Farbpigmente der „Mona Lisa“ entschlüsselt
Forschende haben die Grundierung von Leonardo da Vincis „Mona Lisa“ und „Das letzte Abendmahl“ analysiert. Mit seiner experimentellen Technik war der Künstler und Naturforscher seiner Zeit voraus.
Bis heute fasziniert die „Mona Lisa“ von Leonardo da Vinci täglich Tausende von Menschen im Pariser Louvre.
Er schuf eines der berühmtesten Gemälde der Welt – seine Technik hielt er allerdings geheim: Leonardo da Vinci, bis heute einer der größten Universalgelehrten aller Zeiten, malte zwischen 1503 und 1506 die weltbekannte „Mona Lisa“.
Obwohl da Vinci viele Aufzeichnungen über sein Schaffen anfertigte, enthalten sie kaum Informationen darüber, welche Farbmischungen und Techniken er beim Malen verwendet hat. Da der Universalgelehrte des frühen 16. Jahrhunderts auch überaus experimentierfreudig war, änderte sich seine Maltechnik mit jedem Gemälde.
Nun gelang es Forschenden, die Grundierungstechnik des Künstlers zu entschlüsseln – und eine überraschende Entdeckung zu machen: da Vinci experimentierte bereits mit Farbpigmenten, die man bislang erst 100 Jahre später vermutete.
Kunst aus der Renaissance: So wurde im 16. Jahrhundert gemalt
Die „Mona Lisa“ wurde – wie es in der Malerei des 16. Jahrhunderts üblich war – auf einer dunklen Holztafel gemalt. Um die Farben darauf zur Geltung zu bringen, trugen die Künstler*innen zunächst eine weiße Grundierungsschicht auf. Während die meisten dazu Gesso verwendeten – eine weiße Farbmischung aus einem Bindemittel mit Gips, Kreide, Pigment –, nutzte da Vinci je nach Bild ganz unterschiedliche Materialzusammensetzungen.

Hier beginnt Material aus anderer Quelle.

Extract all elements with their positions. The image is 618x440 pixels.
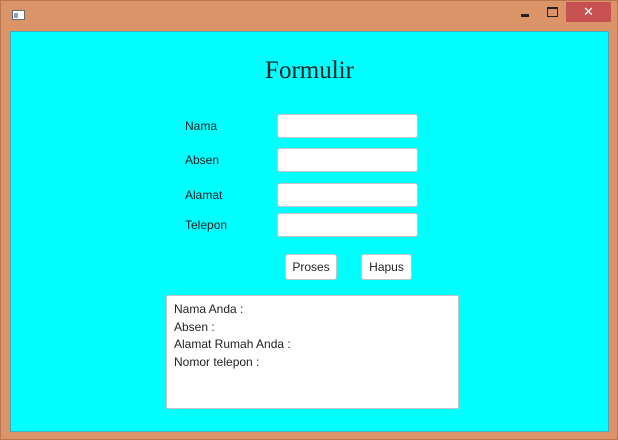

Aus früheren Studien weiß man, dass er dabei auf bleihaltige Pigmente setzte und auch sein Öl mit Blei(II)-oxid (PbO) mischte – so auch bei der Grundierung der „Mona Lisa“ und dem „Letzten Abendmahl“. Vermutlich diente diese Technik der schnelleren Trocknung der Farben.
Die Farben da Vincis
Nun aber konnte ein französisches Forschungsteam unter der Leitung von Photophysiker und -chemiker Victor Gonzalez von der Universität Paris-Saclay bahnbrechende neue Entdeckungen machen. Mithilfe modernster Mikroanalysetechniken untersuchten die Forschende Mikroproben der „Mona Lisa“ und von „Das letzte Abendmahl“. So konnten die Forschenden die chemische Farbzusammensetzung der Grundierungen entziffern – und damit neue Hinweise auf die außergewöhnliche Malweise des Künstlers liefern.
„Die bemerkenswerteste Substanz, die wir finden konnten, ist Plumbonacrit (Pb5(CO3)O(OH)2) – eine rare Verbindung, die nur in alkalischer Umgebung stabil ist“, so die Forschenden in ihrer Studie, die in der Zeitschrift Journal of the American Chemical Society erschien.
„Leonardo hat wahrscheinlich versucht, durch die Behandlung des Öls mit einer hohen Konzentration an Blei-(II)-oxid (PbO) eine dicke Farbe herzustellen, die für die Holzplatte der Mona Lisa geeignet war“, vermuten die Forschenden. Aus dieser Verbindung sei schließlich das Plumbonacrit entstanden.
Experimentelle Farbmischungen – seiner Zeit voraus
Ein bemerkenswerter Fund, der zeigt, wie ausgefeilt da Vincis Technik bereits zur damaligen Zeit war. Plumbonacrit wurde bisher nämlich frühestens in den barocken Gemälden Rembrandts nachgewiesen – rund 100 Jahre später. Da Vinci war seiner Zeit voraus – und könnte den Grundstein für diese später häufig verwendete Farbmischung gelegt haben.
Gonzalez und sein Team fanden sogar noch einen weiteren Beweis für die Experimentierfreude des Universalgelehrten. In den Grundierungen des „Letzten Abendmahls“ konnten sie neben Plumbonacrit noch eine weitere Substanz ausmachen: das bleihaltige Mineral Shannonit (Pb2OCO3). Es wurde zum ersten Mal in einem historischen Gemälde entdeckt. Damit erweitern die Forschenden nicht nur das Verständnis von da Vincis Kunst, sondern tragen auch eine neue Facette der Kunstgeschichte bei.